Early in his career he made a choice to just use the initial J. and thus was known as J. Wilms, an appellation he continues to use at times. Referring to him by either J. or Jeremy is “all good,” he told me.
Jeremy had just released a new album called The Fighter. It is his third album but first effort as a singer-songwriter. Why did it take over 20 years of recording and touring as a sideman to release an album like “The Fighter?”
“When I first got into music I wanted to write songs and sing,” he shares. “But I realized early on I was not a great vocalist. It did not come naturally to me. What did come naturally to me was playing guitar, playing bass, playing piano. I wound up being in everybody else’s band.”
Still, over the years he would be writing material from time to time. It was during the pandemic he really found the time to concentrate on his own music, to hone in on what he wanted to say. “For the first time I wasn’t working with four or five different artists a week and going on the road. Suddenly I was home.”
The Fighter is full of what many would call relationship songs, presented in a country-folk manner. Jeremy notes, however, these songs are not just about relationships with others but also your relationship with yourself. “I had other songs,” he said, “but this group of songs all worked together for me. They were all about starting on a path and getting lost. Coming back around and having some realization that you had what you needed the whole time.”
The title track makes the point quite well. Admitting he has been a fighter for so long, one who is not sure what he is doing wrong and why he needs to fight, he comes to the realization that the one he has been fighting for has been there all the time. And it is “someone who can help me understand that I don’t need to fight any more.”
“I’ll Start Tomorrow” is an ode to procrastination:
“I’m going to write a song/It’s gonna be epic and strong/Put all the feelings that I felt for so long/I’ll start tomorrow to write a song.”
And in the meantime, the hands of time keep turning and the song, the book, and many other things “I” am going to do remain undone.
“All The Roads,” “Hey My,” “Yes, I Know,” and the six other songs on the album similarly ponder relationships between others and the self. “The Fighter” makes you think, especially if you are in a reflective mood.
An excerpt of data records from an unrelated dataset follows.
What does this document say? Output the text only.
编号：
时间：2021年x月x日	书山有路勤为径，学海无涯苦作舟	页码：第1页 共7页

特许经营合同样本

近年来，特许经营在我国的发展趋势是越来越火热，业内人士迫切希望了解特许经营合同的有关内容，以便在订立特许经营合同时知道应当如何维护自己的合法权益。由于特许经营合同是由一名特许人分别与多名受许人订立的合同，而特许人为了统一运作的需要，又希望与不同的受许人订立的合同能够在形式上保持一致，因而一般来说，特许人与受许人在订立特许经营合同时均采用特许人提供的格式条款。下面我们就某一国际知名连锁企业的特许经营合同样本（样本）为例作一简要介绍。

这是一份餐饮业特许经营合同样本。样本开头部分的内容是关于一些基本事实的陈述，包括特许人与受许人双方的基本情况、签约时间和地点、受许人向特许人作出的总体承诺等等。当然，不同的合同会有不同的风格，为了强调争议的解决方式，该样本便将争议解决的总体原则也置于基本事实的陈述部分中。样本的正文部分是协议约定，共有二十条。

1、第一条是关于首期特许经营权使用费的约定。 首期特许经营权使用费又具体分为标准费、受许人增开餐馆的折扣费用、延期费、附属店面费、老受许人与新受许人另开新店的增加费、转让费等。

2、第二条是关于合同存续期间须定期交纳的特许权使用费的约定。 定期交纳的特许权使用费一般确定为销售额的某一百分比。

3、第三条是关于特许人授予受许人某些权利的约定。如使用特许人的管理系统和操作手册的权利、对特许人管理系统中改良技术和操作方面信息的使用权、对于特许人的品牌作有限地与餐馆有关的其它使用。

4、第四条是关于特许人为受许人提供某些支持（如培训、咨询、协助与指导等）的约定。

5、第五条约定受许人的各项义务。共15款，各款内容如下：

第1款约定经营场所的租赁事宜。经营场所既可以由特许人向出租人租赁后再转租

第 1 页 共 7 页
You might come away thinking “I am happy with myself and I’m not going to try to be anybody else anymore.”
Jeremy agrees, “Yeah, that’s for sure the vibe, and with that comes some sort of sacrifice to some extent. I’m definitely not making the same income as I was playing music with four other people as a sideman right now. But I’m getting to do this and I am trying to book a tour of my own for the late, late, late winter, early spring.”
Focusing on his singer-songwriter side has brought Jeremy a sense of freedom. He no longer feels the need to hide behind his instrumentalist persona. Neither does he put off doing another singer-songwriter album for another twenty years.
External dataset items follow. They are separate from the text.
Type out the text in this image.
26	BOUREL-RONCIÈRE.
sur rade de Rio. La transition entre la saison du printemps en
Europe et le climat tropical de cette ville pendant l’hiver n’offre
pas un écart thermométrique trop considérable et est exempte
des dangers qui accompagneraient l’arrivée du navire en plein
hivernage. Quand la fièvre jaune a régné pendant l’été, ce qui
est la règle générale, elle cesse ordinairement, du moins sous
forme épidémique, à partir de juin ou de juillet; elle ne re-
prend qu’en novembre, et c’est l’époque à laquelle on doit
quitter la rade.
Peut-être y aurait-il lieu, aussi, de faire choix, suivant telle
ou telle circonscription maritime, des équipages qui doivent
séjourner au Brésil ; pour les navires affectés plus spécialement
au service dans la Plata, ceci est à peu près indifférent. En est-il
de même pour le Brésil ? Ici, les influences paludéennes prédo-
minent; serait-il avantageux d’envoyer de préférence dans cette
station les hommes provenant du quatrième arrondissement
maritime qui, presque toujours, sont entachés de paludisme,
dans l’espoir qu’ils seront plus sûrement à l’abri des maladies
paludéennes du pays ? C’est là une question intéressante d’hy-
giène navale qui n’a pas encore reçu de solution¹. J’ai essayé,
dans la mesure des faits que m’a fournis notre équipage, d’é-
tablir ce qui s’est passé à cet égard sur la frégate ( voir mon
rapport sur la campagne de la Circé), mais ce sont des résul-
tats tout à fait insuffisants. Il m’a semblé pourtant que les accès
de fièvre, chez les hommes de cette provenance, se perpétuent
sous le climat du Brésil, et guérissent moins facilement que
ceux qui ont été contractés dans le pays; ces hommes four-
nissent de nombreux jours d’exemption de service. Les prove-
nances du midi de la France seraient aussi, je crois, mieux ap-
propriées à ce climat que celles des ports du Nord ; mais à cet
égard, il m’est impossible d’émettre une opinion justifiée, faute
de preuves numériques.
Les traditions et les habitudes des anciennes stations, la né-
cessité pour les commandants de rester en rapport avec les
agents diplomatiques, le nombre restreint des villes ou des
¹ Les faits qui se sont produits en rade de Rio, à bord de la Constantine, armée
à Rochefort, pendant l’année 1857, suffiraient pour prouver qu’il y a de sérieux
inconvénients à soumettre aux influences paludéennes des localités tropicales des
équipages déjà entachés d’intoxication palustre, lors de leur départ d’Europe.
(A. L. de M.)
And now that the songwriter side has been freed will there be another such album in Jeremy’s future?
“Oh yeah, yeah,” he told me. “I haven’t had time to work on it lately but there were a whole bunch of other songs that did not fit (on “The Fighter”). They were sort of rocking out.”
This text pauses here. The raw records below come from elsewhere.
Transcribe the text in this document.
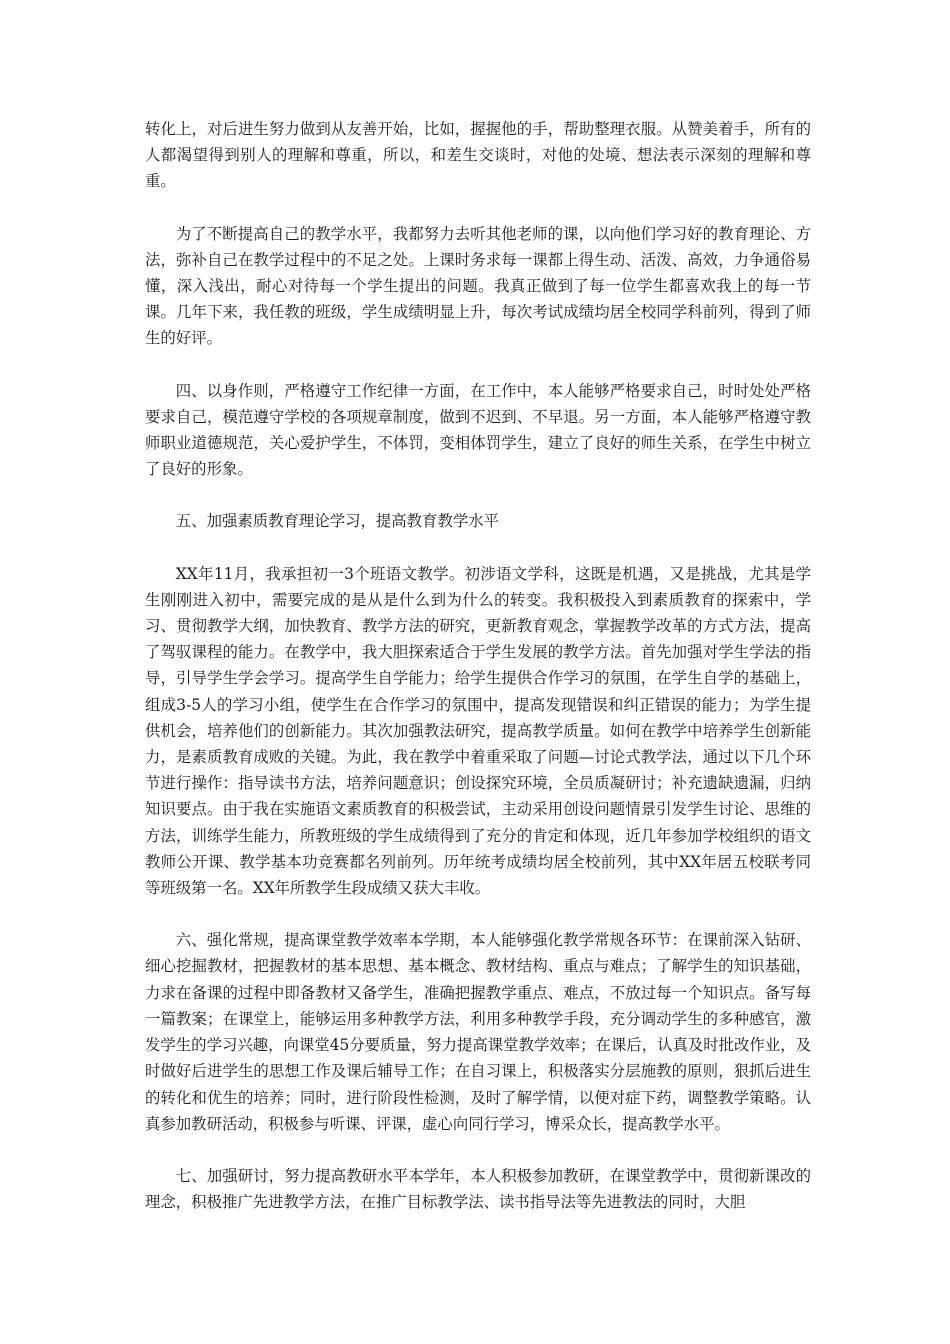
转化上，对后进生努力做到从友善开始，比如，握握他的手，帮助整理衣服。从赞美着手，所有的人都渴望得到别人的理解和尊重，所以，和差生交谈时，对他的处境、想法表示深刻的理解和尊重。

为了不断提高自己的教学水平，我都努力去听其他老师的课，以向他们学习好的教育理论、方法，弥补自己在教学过程中的不足之处。上课时务求每一课都上得生动、活泼、高效，力争通俗易懂，深入浅出，耐心对待每一个学生提出的问题。我真正做到了每一位学生都喜欢我上的每一节课。几年下来，我任教的班级，学生成绩明显上升，每次考试成绩均居全校同学科前列，得到了师生的好评。

四、以身作则，严格遵守工作纪律一方面，在工作中，本人能够严格要求自己，时时处处严格要求自己，模范遵守学校的各项规章制度，做到不迟到、不早退。另一方面，本人能够严格遵守教师职业道德规范，关心爱护学生，不体罚，变相体罚学生，建立了良好的师生关系，在学生中树立了良好的形象。

五、加强素质教育理论学习，提高教育教学水平

XX年11月，我承担初一3个班语文教学。初涉语文学科，这既是机遇，又是挑战，尤其是学生刚刚进入初中，需要完成的是从是什么到为什么的转变。我积极投入到素质教育的探索中，学习、贯彻教学大纲，加快教育、教学方法的研究，更新教育观念，掌握教学改革的方式方法，提高了驾驭课程的能力。在教学中，我大胆探索适合于学生发展的教学方法。首先加强对学生学法的指导，引导学生学会学习。提高学生自学能力；给学生提供合作学习的氛围，在学生自学的基础上，组成3-5人的学习小组，使学生在合作学习的氛围中，提高发现错误和纠正错误的能力；为学生提供机会，培养他们的创新能力。其次加强教法研究，提高教学质量。如何在教学中培养学生创新能力，是素质教育成败的关键。为此，我在教学中着重采取了问题—讨论式教学法，通过以下几个环节进行操作：指导读书方法，培养问题意识；创设探究环境，全员质凝研讨；补充遗缺遗漏，归纳知识要点。由于我在实施语文素质教育的积极尝试，主动采用创设问题情景引发学生讨论、思维的方法，训练学生能力，所教班级的学生成绩得到了充分的肯定和体现，近几年参加学校组织的语文教师公开课、教学基本功竞赛都名列前列。历年统考成绩均居全校前列，其中XX年居五校联考同等班级第一名。XX年所教学生段成绩又获大丰收。

六、强化常规，提高课堂教学效率本学期，本人能够强化教学常规各环节：在课前深入钻研、细心挖掘教材，把握教材的基本思想、基本概念、教材结构、重点与难点；了解学生的知识基础，力求在备课的过程中即备教材又备学生，准确把握教学重点、难点，不放过每一个知识点。备写每一篇教案；在课堂上，能够运用多种教学方法，利用多种教学手段，充分调动学生的多种感官，激发学生的学习兴趣，向课堂45分要质量，努力提高课堂教学效率；在课后，认真及时批改作业，及时做好后进学生的思想工作及课后辅导工作；在自习课上，积极落实分层施教的原则，狠抓后进生的转化和优生的培养；同时，进行阶段性检测，及时了解学情，以便对症下药，调整教学策略。认真参加教研活动，积极参与听课、评课，虚心向同行学习，博采众长，提高教学水平。

七、加强研讨，努力提高教研水平本学年，本人积极参加教研，在课堂教学中，贯彻新课改的理念，积极推广先进教学方法，在推广目标教学法、读书指导法等先进教法的同时，大胆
The next album will be more in line with J.J. Cale’s album entitled Naturally. It will be a little funkier, a little cheekier, and maybe a little less serious. Hopefully he will have that album out by summer. At least that is the plan.
In the meantime, he will be doing a short tour, re-mixing and re-releasing his first album – a jazz album – that was released ten years ago, and working on the soundtrack for a feature length film to be released this fall.
“My wife is a professor at UGA in the performance arts department,” Jeremy told me. “And right now she is making a film and I am composing for that. They hope for a fall 2024 release but it might take a little longer.” Jeremy sees that as an entry into the burgeoning film industry growing in Atlanta, GA. So he is indeed a busy man despite not being as active as a sideman as he has been for the past 20 to 25 years. And maybe, just maybe, he is feeling freer to pursue what he has wanted to do since the beginning.
The Fighter can be found on Bandcamp, Cart/Horse Records and Jeremy Wilms Official.